Before making a planning application, a developer may seek a formal scoping opinion from the relevant planning authority. The opinion allows the developer to be clear about what the planning authority considers the significant effects of the development are likely to be and, therefore, the topics on which the EIA Report should focus. The planning authority must adopt a scoping opinion within 35 days of receiving a request, or longer if the authority and developer agree to this in writing. Where the planning authority fails to offer a scoping opinion, the developer may request a scoping direction from Scottish Ministers. Scottish Ministers must make a scoping direction within 35 days from the date of receipt of a request, or such longer period as they may reasonably require.

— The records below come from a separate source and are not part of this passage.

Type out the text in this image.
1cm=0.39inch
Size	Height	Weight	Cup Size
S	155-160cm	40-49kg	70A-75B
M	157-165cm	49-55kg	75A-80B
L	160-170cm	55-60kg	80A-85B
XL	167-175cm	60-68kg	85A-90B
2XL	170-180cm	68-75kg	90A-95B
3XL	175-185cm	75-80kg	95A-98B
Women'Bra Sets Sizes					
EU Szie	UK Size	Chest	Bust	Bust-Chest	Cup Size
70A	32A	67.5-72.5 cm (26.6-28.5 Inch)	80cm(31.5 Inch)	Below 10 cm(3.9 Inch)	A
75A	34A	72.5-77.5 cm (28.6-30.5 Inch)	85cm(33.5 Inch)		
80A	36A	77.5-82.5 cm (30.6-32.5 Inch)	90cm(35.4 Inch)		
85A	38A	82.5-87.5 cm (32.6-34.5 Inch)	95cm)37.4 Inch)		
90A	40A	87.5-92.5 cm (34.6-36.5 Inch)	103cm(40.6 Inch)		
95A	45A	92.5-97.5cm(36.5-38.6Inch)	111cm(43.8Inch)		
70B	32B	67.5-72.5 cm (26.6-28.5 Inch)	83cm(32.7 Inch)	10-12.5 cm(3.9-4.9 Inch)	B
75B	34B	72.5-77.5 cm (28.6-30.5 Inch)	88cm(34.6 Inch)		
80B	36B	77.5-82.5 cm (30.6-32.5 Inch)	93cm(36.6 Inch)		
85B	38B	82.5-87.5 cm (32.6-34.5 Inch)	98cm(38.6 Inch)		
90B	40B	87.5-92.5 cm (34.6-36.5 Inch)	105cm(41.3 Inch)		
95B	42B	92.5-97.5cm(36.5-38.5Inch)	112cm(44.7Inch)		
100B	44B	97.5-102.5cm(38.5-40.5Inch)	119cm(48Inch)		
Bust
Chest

The planning authority must consult the consultation bodies on the EIA Report. For local EIA developments, the planning authority should determine the planning application within four months from the date of receipt of the EIA Report, instead of the normal two months from the receipt of the planning application.
European designations
Developments likely to have an adverse effect on European designations (including Special Protection Areas, Special Areas of Conservation, and certain Ramsar sites) will be subject to an appropriate assessment. Qualifying interests for European designations may not be confined to the boundary of a designated site. Where an assessment is unable to conclude that a development will not adversely affect the integrity of the site, development can only be permitted where there are no alternative solutions, and there is an imperative reason of overriding public interest. These can be of a social, or economic, nature except where the site has been designated for a European priority habitat or species. In these cases, consent can only be issued where the reasons for overriding public interest relate to human health, public safety, beneficial consequences of primary importance for the environment or other reasons, subject to the opinion of Scottish Ministers. If this is the route that is taken, there is also a need to make sure that compensatory measures are taken. These measures will need to fully offset the damage which will or could be caused to the site. Guidance on Habitats Regulations Appraisal is available from NatureScot.